List your new item on your website. It can get customers talking about you, gauge demand and, best of all, lock in early sales to fund production or future marketing campaigns, according to TradeGecko, a cloud-based commerce platform.

5. Build your e-Commerce Store or Optimize It to Boost Sales

Extend your brick-and-mortar business into the digital world—or, if you already have, make it more profitable. E-commerce platforms such as Shopify offer simple tips for getting started. Promote it with emails to customers, storefront signs, adding your store's URL to your Instagram bio, pinning a tweet with your store link and sharing it on Facebook.

Use the Google My Business free tool to post your site address, product photos to appear in search results and special offers to draw customers to your online shop.

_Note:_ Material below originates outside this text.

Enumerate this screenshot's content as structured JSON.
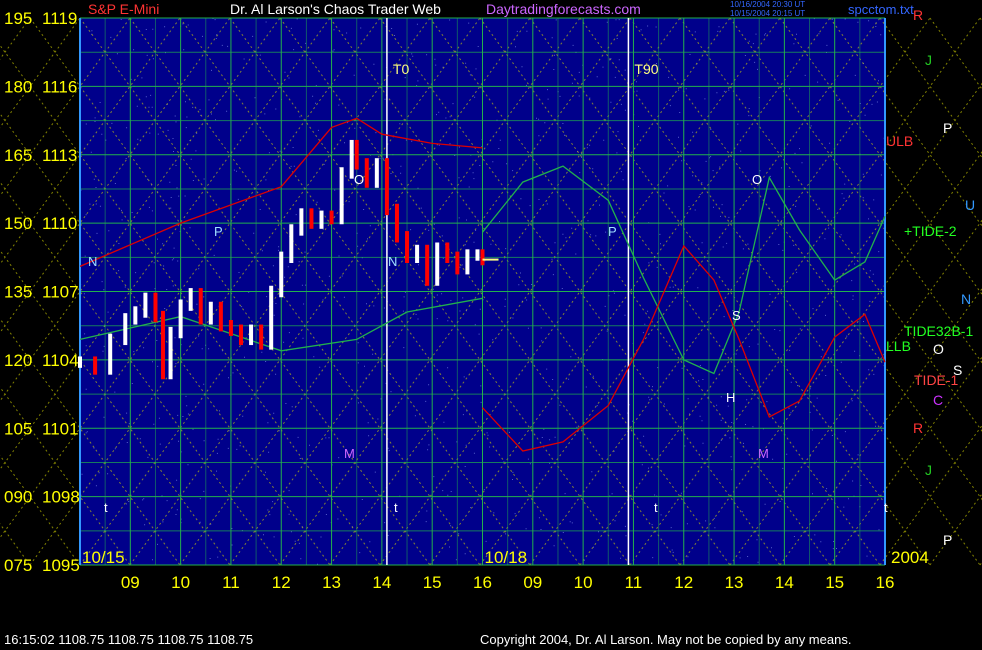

Already have an online store? Optimize it. Lead generation software OptinMonsteroffers steps for making product pages better at convincing visitors to buy, and tips for up-selling, flash sales, split-testing email campaigns and other tactics to drive up revenue.

It's clear that small business owners have to work harder—and smarter—to survive. In this Darwinian landscape, a refreshed pivot could help you adapt and evolve. Challenges offer opportunities, and millions of consumers are now up for grabs.